Nick eyed me shrewdly. “Delayed reaction,” he said. “Hansie, get him home, give him warm fluids – tea or something – and get him to bed.”
Hansie blinked. “Ja, Nick.”
“To sleep mind you, not – anything else. That can wait.”
“Ja, Nick.” I could see him making the effort to bite back some other retort.
Nick nodded. “And you, Fran, can take me home. Thanks very much for the offer, Piet, but maybe another time. You’ll probably find that you two would like some quiet time to recover from today’s events too.”
Piet nodded in turn. “Yes, perhaps that is wise.
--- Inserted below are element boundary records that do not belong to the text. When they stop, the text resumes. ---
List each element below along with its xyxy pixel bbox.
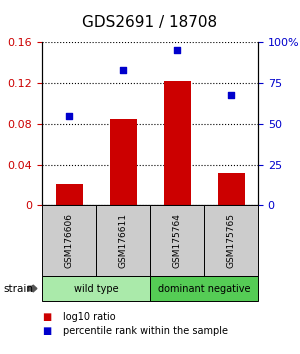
- Point: [175, 47, 179, 52]
- Text: GSM176611: GSM176611: [118, 213, 127, 268]
- Text: GDS2691 / 18708: GDS2691 / 18708: [82, 15, 218, 30]
- Bar: [218, 173, 244, 205]
- Text: GSM176606: GSM176606: [64, 213, 74, 268]
- Text: strain: strain: [3, 284, 33, 293]
- Text: wild type: wild type: [74, 284, 118, 293]
- Bar: [110, 119, 136, 205]
- Point: [229, 93, 233, 98]
- Text: ■: ■: [42, 326, 51, 336]
- Point: [121, 67, 125, 73]
- Point: [67, 113, 71, 119]
- Text: percentile rank within the sample: percentile rank within the sample: [63, 326, 228, 336]
- Text: ■: ■: [42, 312, 51, 322]
- Text: GSM175765: GSM175765: [226, 213, 236, 268]
- Text: log10 ratio: log10 ratio: [63, 312, 116, 322]
- Bar: [56, 184, 82, 205]
- Text: GSM175764: GSM175764: [172, 213, 182, 268]
- Bar: [164, 81, 190, 205]
- Text: dominant negative: dominant negative: [158, 284, 250, 293]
We will take your advice. But dinner is only deferred – you will certainly dine with us soon.”
“Thank you. I’m sure we’d love to, wouldn’t we Fran?”
“Bloody insolent man,” murmured Fran affectionately. “Who put you in charge?”
“Ha, there’s nothing to this topping lark, really,” said Nick, with a gleam in his eye.
From the answering gleam in Fran’s, I suspected that he would be paying for that remark, slowly and deliciously, for quite some time.
So we went home. And two days later, when it was decided that I was recovered enough to bend over the back of the sofa comfortably, I got a dozen with the senior cane that left long linear bruises as dark as the plums in the garden, and a distinct disinclination to sit down for a while.